Signal conditioning is the analog processing chain between a raw sensor output and the ADC input pin. It transforms the sensor signal into a form the ADC can accurately digitize. Without proper conditioning, even a perfect ADC produces garbage results because the raw signal violates one or more of the ADC's input requirements.

Voltage scaling and level shifting: Many sensors produce signals outside the ADC's input range (0 to V_REF). A 0-10V industrial sensor needs a resistive voltage divider to scale it to 0-3.3V. A thermocouple producing +/- 50 mV needs both amplification (gain of 60x to fill the ADC range) and level shifting (add a DC offset so the negative voltages map to positive ADC input). A 4-20 mA current loop sensor needs a precision sense resistor (e.g., 165 ohm for a 0.66-3.3V output) to convert current to voltage. Getting the scaling wrong can either clip the signal (losing data at the extremes) or under-utilize the ADC range (wasting resolution on unused voltage span).

Anti-aliasing filtering: A low-pass filter (passive RC or active with an op-amp) removes high-frequency noise and prevents aliasing, as required by the Nyquist theorem. The filter cutoff should be set below f_sample / 2, with enough attenuation at the Nyquist frequency to suppress aliases below 1 LSB.
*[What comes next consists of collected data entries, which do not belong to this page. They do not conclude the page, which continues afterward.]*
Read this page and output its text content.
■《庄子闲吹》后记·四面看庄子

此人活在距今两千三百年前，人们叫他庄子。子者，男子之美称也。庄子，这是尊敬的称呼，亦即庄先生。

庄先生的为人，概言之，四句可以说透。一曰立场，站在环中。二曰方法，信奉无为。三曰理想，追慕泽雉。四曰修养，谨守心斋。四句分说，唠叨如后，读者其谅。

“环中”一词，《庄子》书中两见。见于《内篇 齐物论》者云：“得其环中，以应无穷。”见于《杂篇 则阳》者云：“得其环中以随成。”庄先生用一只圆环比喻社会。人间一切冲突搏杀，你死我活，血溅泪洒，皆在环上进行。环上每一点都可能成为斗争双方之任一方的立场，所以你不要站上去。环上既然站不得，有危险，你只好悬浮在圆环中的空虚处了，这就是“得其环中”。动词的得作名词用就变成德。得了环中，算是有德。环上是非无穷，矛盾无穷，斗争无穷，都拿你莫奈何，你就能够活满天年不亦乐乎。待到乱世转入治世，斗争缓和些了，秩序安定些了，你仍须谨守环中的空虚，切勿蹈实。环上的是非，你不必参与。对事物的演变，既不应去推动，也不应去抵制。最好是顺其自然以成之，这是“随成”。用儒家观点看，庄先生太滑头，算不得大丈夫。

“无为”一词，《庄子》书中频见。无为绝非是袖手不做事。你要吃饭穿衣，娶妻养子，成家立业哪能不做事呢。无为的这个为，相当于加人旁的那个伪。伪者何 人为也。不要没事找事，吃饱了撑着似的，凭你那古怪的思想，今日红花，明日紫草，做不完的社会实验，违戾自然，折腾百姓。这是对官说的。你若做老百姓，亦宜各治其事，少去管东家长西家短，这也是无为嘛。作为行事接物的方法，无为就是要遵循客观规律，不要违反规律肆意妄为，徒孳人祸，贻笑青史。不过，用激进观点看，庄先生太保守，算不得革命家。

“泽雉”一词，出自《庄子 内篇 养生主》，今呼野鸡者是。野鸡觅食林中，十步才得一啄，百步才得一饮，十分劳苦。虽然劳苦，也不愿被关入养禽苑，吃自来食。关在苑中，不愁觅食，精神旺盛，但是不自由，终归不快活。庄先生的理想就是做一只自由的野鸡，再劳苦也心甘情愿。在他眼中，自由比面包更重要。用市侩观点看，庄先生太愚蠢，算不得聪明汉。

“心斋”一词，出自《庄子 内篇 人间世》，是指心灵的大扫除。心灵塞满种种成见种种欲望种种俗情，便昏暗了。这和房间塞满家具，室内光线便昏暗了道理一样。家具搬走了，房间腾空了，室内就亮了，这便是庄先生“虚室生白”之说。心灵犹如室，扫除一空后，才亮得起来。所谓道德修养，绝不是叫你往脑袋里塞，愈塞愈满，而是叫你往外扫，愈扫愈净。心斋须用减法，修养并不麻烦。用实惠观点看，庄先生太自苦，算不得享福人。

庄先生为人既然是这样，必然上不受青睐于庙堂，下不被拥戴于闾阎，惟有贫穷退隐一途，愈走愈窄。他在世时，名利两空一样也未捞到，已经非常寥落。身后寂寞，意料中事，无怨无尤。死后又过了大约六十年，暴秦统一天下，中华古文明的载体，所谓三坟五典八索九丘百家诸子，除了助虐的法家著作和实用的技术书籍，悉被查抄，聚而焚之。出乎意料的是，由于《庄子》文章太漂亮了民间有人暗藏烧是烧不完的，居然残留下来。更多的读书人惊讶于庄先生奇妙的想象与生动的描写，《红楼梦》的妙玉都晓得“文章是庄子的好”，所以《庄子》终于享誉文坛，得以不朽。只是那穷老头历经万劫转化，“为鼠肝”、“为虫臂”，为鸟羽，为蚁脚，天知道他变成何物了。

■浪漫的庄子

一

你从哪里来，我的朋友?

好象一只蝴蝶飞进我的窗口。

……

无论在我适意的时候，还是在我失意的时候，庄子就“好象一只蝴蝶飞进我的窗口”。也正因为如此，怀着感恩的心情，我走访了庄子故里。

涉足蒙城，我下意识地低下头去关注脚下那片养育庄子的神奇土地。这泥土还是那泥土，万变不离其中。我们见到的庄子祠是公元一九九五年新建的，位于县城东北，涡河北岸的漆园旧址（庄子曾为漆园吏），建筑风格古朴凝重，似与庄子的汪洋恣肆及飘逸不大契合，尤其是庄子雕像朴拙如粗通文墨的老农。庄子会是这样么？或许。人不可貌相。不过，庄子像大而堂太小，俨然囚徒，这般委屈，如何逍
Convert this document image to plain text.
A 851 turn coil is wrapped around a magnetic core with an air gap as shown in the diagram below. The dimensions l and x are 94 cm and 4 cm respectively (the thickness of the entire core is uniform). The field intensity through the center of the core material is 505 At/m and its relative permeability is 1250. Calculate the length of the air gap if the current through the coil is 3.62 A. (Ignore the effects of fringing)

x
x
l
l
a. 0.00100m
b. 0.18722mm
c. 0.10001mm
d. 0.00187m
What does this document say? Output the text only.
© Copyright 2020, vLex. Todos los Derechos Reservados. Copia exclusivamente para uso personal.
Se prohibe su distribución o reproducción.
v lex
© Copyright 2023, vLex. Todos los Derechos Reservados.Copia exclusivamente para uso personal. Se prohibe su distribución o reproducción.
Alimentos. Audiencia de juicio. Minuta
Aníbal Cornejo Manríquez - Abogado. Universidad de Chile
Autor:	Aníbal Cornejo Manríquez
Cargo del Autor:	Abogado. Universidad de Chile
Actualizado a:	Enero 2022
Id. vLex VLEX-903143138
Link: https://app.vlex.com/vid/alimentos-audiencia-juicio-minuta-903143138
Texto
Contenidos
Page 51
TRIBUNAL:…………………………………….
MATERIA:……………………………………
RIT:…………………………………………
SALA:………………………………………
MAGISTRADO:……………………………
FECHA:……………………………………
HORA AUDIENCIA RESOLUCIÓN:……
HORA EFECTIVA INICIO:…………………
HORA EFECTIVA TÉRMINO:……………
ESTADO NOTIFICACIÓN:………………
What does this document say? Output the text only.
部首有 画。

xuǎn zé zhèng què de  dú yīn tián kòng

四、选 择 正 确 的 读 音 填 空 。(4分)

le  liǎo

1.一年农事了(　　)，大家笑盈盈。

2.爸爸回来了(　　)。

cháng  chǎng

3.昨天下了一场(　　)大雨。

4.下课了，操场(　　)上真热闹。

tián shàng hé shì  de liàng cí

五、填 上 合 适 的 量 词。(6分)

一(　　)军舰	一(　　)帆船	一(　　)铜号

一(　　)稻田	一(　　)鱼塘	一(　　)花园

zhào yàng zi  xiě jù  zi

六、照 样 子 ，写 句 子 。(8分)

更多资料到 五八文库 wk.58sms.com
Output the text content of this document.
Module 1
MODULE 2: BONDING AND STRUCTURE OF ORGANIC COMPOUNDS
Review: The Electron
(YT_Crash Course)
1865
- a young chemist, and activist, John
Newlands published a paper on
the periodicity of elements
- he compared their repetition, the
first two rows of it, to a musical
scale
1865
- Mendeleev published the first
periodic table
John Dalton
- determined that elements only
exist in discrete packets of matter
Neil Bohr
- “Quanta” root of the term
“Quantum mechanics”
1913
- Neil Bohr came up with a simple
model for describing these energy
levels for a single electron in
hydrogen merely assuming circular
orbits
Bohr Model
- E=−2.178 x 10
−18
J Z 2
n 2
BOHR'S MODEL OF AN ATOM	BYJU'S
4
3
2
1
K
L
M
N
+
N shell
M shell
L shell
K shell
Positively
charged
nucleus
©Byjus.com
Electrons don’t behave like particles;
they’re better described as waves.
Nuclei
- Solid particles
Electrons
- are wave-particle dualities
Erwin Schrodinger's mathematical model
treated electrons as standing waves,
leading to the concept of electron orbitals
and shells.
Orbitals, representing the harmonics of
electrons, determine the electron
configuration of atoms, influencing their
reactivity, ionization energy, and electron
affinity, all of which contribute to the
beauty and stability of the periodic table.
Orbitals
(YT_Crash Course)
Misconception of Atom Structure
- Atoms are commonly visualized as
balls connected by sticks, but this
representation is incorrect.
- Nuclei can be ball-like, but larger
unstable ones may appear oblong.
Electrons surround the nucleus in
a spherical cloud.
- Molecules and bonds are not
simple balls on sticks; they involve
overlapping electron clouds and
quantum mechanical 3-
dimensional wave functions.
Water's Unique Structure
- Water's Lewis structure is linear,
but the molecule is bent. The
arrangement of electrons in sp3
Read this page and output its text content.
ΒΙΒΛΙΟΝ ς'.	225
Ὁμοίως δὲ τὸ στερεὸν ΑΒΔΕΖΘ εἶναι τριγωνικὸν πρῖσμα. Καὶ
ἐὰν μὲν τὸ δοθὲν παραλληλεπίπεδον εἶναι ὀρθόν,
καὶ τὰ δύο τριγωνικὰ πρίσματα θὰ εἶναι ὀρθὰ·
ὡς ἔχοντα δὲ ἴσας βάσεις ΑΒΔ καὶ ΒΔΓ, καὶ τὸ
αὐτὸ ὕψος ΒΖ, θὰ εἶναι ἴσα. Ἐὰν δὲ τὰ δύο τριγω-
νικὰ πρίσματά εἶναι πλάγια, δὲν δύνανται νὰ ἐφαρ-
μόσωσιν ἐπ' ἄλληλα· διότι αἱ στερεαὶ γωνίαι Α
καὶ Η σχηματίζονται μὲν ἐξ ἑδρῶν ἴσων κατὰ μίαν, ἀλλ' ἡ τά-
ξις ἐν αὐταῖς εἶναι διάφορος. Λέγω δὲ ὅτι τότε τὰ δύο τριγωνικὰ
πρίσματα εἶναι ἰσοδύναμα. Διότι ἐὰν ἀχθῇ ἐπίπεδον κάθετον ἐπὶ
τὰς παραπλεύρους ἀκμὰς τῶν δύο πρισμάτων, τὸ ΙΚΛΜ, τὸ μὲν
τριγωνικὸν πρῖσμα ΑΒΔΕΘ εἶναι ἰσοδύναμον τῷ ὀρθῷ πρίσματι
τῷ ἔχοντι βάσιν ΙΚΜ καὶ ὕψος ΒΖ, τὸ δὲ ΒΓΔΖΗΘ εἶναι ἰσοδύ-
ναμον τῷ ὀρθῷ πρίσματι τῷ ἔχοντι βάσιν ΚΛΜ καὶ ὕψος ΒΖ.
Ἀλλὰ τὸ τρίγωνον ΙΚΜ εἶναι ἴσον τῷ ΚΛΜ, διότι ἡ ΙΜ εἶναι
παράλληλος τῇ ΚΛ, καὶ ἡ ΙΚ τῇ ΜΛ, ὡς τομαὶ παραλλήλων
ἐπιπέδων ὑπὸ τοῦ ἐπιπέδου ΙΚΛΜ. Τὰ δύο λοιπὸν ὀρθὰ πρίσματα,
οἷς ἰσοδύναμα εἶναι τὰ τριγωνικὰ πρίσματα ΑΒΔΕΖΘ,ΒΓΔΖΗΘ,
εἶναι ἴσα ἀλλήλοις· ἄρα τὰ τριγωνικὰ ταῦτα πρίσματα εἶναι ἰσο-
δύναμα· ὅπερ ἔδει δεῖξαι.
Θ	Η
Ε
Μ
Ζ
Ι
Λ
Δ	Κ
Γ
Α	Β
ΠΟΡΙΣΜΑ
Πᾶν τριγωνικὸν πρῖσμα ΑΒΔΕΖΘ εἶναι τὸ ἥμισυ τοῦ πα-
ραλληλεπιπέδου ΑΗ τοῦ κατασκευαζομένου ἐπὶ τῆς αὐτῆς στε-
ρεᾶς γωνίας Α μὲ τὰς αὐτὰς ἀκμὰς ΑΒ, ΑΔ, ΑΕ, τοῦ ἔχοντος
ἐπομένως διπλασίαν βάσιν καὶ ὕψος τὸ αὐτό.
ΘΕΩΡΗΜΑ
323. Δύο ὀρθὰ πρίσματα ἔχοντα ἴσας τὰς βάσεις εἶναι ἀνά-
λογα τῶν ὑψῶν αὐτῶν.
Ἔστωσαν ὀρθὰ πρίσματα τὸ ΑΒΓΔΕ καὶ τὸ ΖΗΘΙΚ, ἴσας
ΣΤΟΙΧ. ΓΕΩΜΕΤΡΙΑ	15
Impedance matching: The ADC's sample-and-hold capacitor (typically 5-20 pF on STM32) must charge fully during the sampling window. If the source impedance is too high, the capacitor cannot settle to the correct voltage in time, causing measurement errors that worsen at higher sample rates. The STM32 datasheet specifies a maximum recommended source impedance (typically 10-50 kohm, depending on sampling time configuration). High-impedance sensors like thermistors or piezo elements need a buffer op-amp (unity-gain follower) to present a low-impedance source to the ADC. This is one of the most commonly overlooked design errors in student projects — the ADC "sort of works" but readings drift or depend on sample rate because the source impedance is marginal.